The grandfather of these is probably setreuid()
, which appeared
way back in 4.2 BSD.
Normally, there are any number of ways to examine and interfere with
processes that are running under your UID; you can send them signals,
you can stop them, you can use ptrace()
or the equivalent to inspect
them, run them as slow as you want, and even inject your own code, and
on some operating systems you can use /proc
to gain access to files
that they have open. (This is not an exhaustive list.)
Allowing you to do any of these to a process that is merely temporarily running with your UID and that actually had elevated privileges opens up various sorts of security holes.
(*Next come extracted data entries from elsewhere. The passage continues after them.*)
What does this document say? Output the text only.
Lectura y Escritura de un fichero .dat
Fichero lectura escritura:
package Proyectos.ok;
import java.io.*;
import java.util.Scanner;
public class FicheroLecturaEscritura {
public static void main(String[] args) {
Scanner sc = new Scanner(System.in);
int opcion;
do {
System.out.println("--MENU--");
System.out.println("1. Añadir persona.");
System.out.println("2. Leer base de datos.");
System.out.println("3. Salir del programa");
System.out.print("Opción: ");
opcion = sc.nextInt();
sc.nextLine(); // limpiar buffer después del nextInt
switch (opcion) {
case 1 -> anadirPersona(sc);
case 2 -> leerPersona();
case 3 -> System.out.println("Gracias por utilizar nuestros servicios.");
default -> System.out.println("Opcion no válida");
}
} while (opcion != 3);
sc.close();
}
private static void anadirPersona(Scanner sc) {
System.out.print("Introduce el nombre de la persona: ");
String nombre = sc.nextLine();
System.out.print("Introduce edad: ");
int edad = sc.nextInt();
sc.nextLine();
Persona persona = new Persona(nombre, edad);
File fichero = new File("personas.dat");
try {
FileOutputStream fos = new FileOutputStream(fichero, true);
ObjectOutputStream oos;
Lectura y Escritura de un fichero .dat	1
If you can directly inject code it is an instant 'game over', but even lesser access is dangerous; for example, such a process may have open file descriptors to files that contain sensitive information (which it has left open because it was counting on them staying inaccessible to you).
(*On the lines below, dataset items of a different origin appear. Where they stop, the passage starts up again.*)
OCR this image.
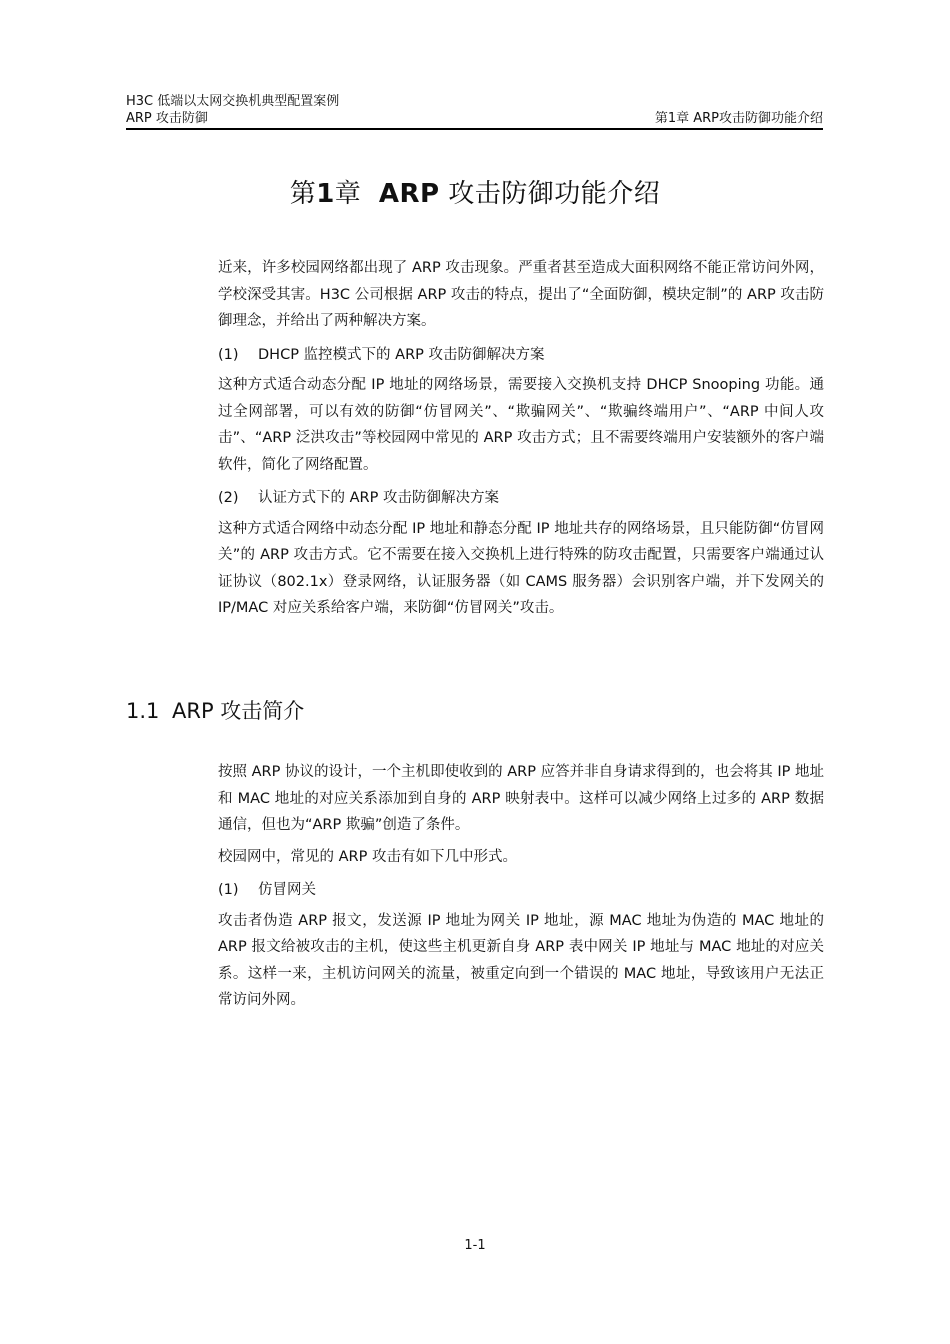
H3C 低端以太网交换机典型配置案例
ARP 攻击防御	第1章 ARP攻击防御功能介绍
第1章 ARP 攻击防御功能介绍

近来，许多校园网络都出现了 ARP 攻击现象。严重者甚至造成大面积网络不能正常访问外网，学校深受其害。H3C 公司根据 ARP 攻击的特点，提出了“全面防御，模块定制”的 ARP 攻击防御理念，并给出了两种解决方案。

(1) DHCP 监控模式下的 ARP 攻击防御解决方案

这种方式适合动态分配 IP 地址的网络场景，需要接入交换机支持 DHCP Snooping 功能。通过全网部署，可以有效的防御“仿冒网关”、“欺骗网关”、“欺骗终端用户”、“ARP 中间人攻击”、“ARP 泛洪攻击”等校园网中常见的 ARP 攻击方式；且不需要终端用户安装额外的客户端软件，简化了网络配置。

(2) 认证方式下的 ARP 攻击防御解决方案

这种方式适合网络中动态分配 IP 地址和静态分配 IP 地址共存的网络场景，且只能防御“仿冒网关”的 ARP 攻击方式。它不需要在接入交换机上进行特殊的防攻击配置，只需要客户端通过认证协议（802.1x）登录网络，认证服务器（如 CAMS 服务器）会识别客户端，并下发网关的 IP/MAC 对应关系给客户端，来防御“仿冒网关”攻击。

1.1 ARP 攻击简介

按照 ARP 协议的设计，一个主机即使收到的 ARP 应答并非自身请求得到的，也会将其 IP 地址和 MAC 地址的对应关系添加到自身的 ARP 映射表中。这样可以减少网络上过多的 ARP 数据通信，但也为“ARP 欺骗”创造了条件。

校园网中，常见的 ARP 攻击有如下几中形式。

(1) 仿冒网关

攻击者伪造 ARP 报文，发送源 IP 地址为网关 IP 地址，源 MAC 地址为伪造的 MAC 地址的 ARP 报文给被攻击的主机，使这些主机更新自身 ARP 表中网关 IP 地址与 MAC 地址的对应关系。这样一来，主机访问网关的流量，被重定向到一个错误的 MAC 地址，导致该用户无法正常访问外网。

1-1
In theory, Unix kernels prevent you from doing any of these things to such processes. In practice, people keep adding ways to do things to your processes (and sometimes they add new ways to do things with less privileges), and they do not always realize the full implications or, even if they do, they do not completely protect their mechanism.
The result, at least in my impression, has been a slow stream of ways to make such temporarily reduced privileges 'leak', to exploit them to gain extra access or information or the like. As a result I do not trust any of them to be completely secure all of the time. Which leads me to my view that if you want complete security on Unix, you must irrevocably give up all privileges.
On some systems, even many systems, your code will be safe today if you properly use the right mechanism to temporarily assume another UID (note all of those qualifiers). But I cannot trust it to stay safe tomorrow and on another system, because I feel that the whole edifice is simply too fragile. Irrevocably giving up privileges is harsh, but it is not fragile, and it is honest; when you write such code, you write it with the full knowledge that the user can completely hijack your unprivileged side, and the rest of your code has to be able to deal with that.